Lines, Lineskew And Drop Letters

After the page decomposition, the next step in the recognition process is line segmentation. It consists of slicing a page of text or a zone of interest into its different lines.

Line spacing” or “leading” — the word rhymes with “heading”, not with “reading” — indicates the amount of added vertical spacing between the lines. The word “leading” comes from the lead strips that were put between the set lines. When metal letters were set manually in printing presses, strips of lead were inserted between the lines to add vertical space and to fill out unused space on a page.
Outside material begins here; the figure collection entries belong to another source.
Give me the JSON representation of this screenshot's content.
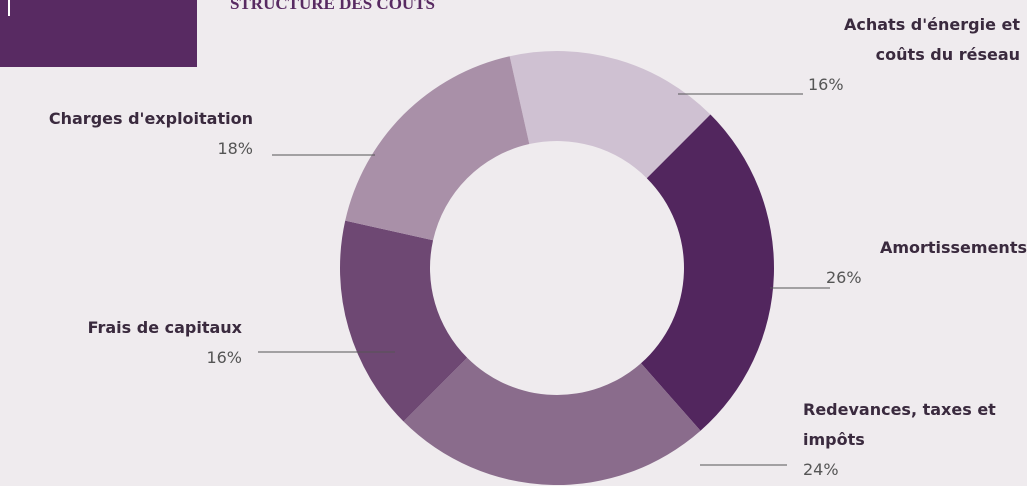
{
  "chart_data": {
    "type": "donut",
    "title": "STRUCTURE DES COÛTS",
    "categories": [
      "Achats d'énergie et coûts du réseau",
      "Amortissements",
      "Redevances, taxes et impôts",
      "Frais de capitaux",
      "Charges d'exploitation"
    ],
    "values": [
      16,
      26,
      24,
      16,
      18
    ],
    "value_labels": [
      "16%",
      "26%",
      "24%",
      "16%",
      "18%"
    ],
    "colors": [
      "#cfc1d2",
      "#52265e",
      "#8a6c8c",
      "#6e4873",
      "#a990a8"
    ]
  }
}
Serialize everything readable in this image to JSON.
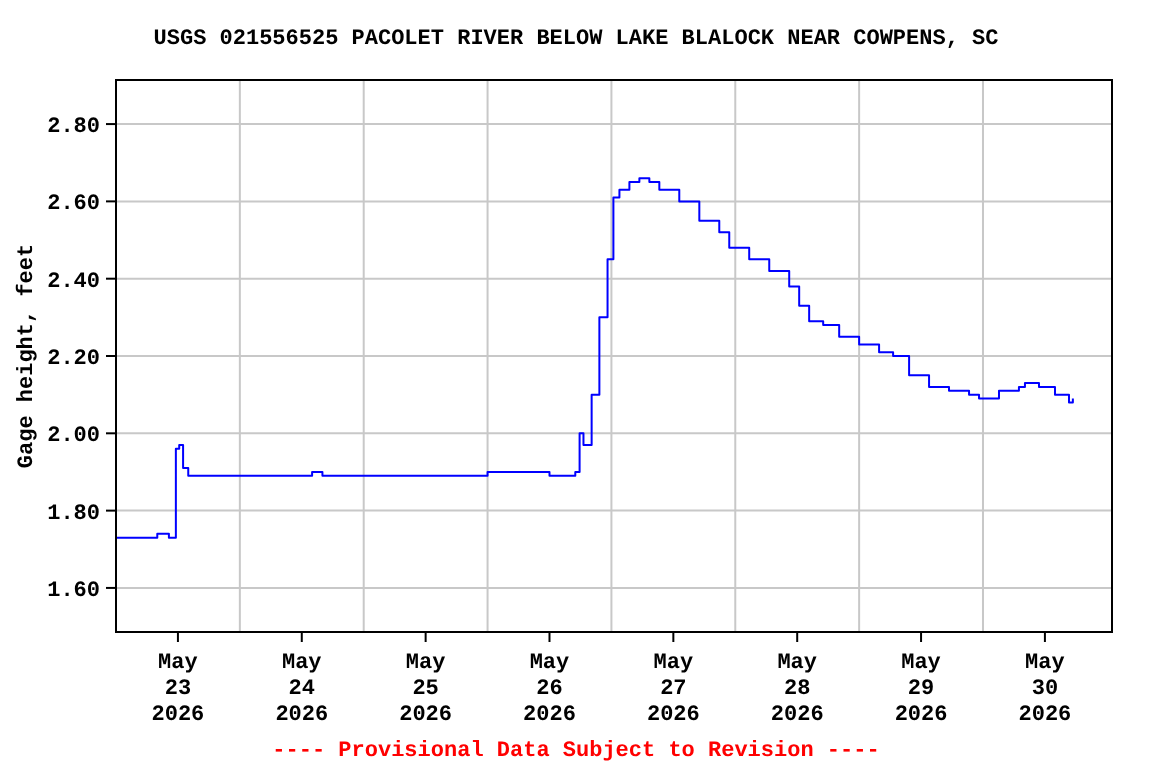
{
  "chart_data": {
    "type": "step",
    "title": "USGS 021556525 PACOLET RIVER BELOW LAKE BLALOCK NEAR COWPENS, SC",
    "ylabel": "Gage height, feet",
    "annotations": [
      "---- Provisional Data Subject to Revision ----"
    ],
    "x": [
      "2026-05-22T12:00",
      "2026-05-22T19:30",
      "2026-05-22T20:00",
      "2026-05-22T22:00",
      "2026-05-22T22:15",
      "2026-05-22T23:00",
      "2026-05-22T23:36",
      "2026-05-23T00:15",
      "2026-05-23T01:00",
      "2026-05-23T02:00",
      "2026-05-24T00:00",
      "2026-05-24T02:00",
      "2026-05-24T04:00",
      "2026-05-25T00:00",
      "2026-05-25T12:00",
      "2026-05-26T00:00",
      "2026-05-26T04:40",
      "2026-05-26T05:00",
      "2026-05-26T05:50",
      "2026-05-26T06:35",
      "2026-05-26T08:10",
      "2026-05-26T09:40",
      "2026-05-26T11:15",
      "2026-05-26T12:23",
      "2026-05-26T13:33",
      "2026-05-26T15:29",
      "2026-05-26T17:25",
      "2026-05-26T19:21",
      "2026-05-26T21:17",
      "2026-05-27T01:09",
      "2026-05-27T05:02",
      "2026-05-27T08:54",
      "2026-05-27T10:50",
      "2026-05-27T14:42",
      "2026-05-27T18:35",
      "2026-05-27T22:27",
      "2026-05-28T00:23",
      "2026-05-28T02:19",
      "2026-05-28T05:02",
      "2026-05-28T08:08",
      "2026-05-28T12:00",
      "2026-05-28T15:52",
      "2026-05-28T18:35",
      "2026-05-28T21:41",
      "2026-05-29T01:33",
      "2026-05-29T05:25",
      "2026-05-29T09:18",
      "2026-05-29T11:14",
      "2026-05-29T15:06",
      "2026-05-29T18:58",
      "2026-05-29T20:08",
      "2026-05-29T22:51",
      "2026-05-30T01:57",
      "2026-05-30T04:40",
      "2026-05-30T05:25"
    ],
    "series": [
      {
        "color": "#0000ff",
        "values": [
          1.73,
          1.73,
          1.74,
          1.74,
          1.73,
          1.73,
          1.96,
          1.97,
          1.91,
          1.89,
          1.89,
          1.9,
          1.89,
          1.89,
          1.9,
          1.89,
          1.89,
          1.9,
          2.0,
          1.97,
          2.1,
          2.3,
          2.45,
          2.61,
          2.63,
          2.65,
          2.66,
          2.65,
          2.63,
          2.6,
          2.55,
          2.52,
          2.48,
          2.45,
          2.42,
          2.38,
          2.33,
          2.29,
          2.28,
          2.25,
          2.23,
          2.21,
          2.2,
          2.15,
          2.12,
          2.11,
          2.1,
          2.09,
          2.11,
          2.12,
          2.13,
          2.12,
          2.1,
          2.08,
          2.09
        ]
      }
    ],
    "xlim": [
      "2026-05-22T12:00",
      "2026-05-30T13:00"
    ],
    "xticks": [
      {
        "value": "2026-05-23",
        "label": "May\n23\n2026"
      },
      {
        "value": "2026-05-23T12:00",
        "label": null
      },
      {
        "value": "2026-05-24",
        "label": "May\n24\n2026"
      },
      {
        "value": "2026-05-24T12:00",
        "label": null
      },
      {
        "value": "2026-05-25",
        "label": "May\n25\n2026"
      },
      {
        "value": "2026-05-25T12:00",
        "label": null
      },
      {
        "value": "2026-05-26",
        "label": "May\n26\n2026"
      },
      {
        "value": "2026-05-26T12:00",
        "label": null
      },
      {
        "value": "2026-05-27",
        "label": "May\n27\n2026"
      },
      {
        "value": "2026-05-27T12:00",
        "label": null
      },
      {
        "value": "2026-05-28",
        "label": "May\n28\n2026"
      },
      {
        "value": "2026-05-28T12:00",
        "label": null
      },
      {
        "value": "2026-05-29",
        "label": "May\n29\n2026"
      },
      {
        "value": "2026-05-29T12:00",
        "label": null
      },
      {
        "value": "2026-05-30",
        "label": "May\n30\n2026"
      }
    ],
    "ylim": [
      1.486,
      2.914
    ],
    "yticks": [
      {
        "value": 1.6,
        "label": "1.60"
      },
      {
        "value": 1.8,
        "label": "1.80"
      },
      {
        "value": 2.0,
        "label": "2.00"
      },
      {
        "value": 2.2,
        "label": "2.20"
      },
      {
        "value": 2.4,
        "label": "2.40"
      },
      {
        "value": 2.6,
        "label": "2.60"
      },
      {
        "value": 2.8,
        "label": "2.80"
      }
    ],
    "grid": true
  }
}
Anatomy of line with base line, x-height etc.         Metal type with leading on letterpress

Without (inter)line spacing, text appears too cramped: the ascenders touch the descenders from the previous line, and the lack of white space makes it difficult for the human eye to follow the lines. This is the standard rule of thumb: use a leading value of 20% (or a line height of 120%) for normally set text.

18 pt type + no leading
line height: 18 pt
18 pt type + 4 pt leading
line height: 22 pt
Leading - interline spacing Leading - interline spacing

Line segmentation sounds easy, given the white space between the lines: the program finds horizontal slices with lots of black pixels and slices that contain none or barely any black pixels. But there again a number of difficult cases — lineskew, drop letters and touching lines.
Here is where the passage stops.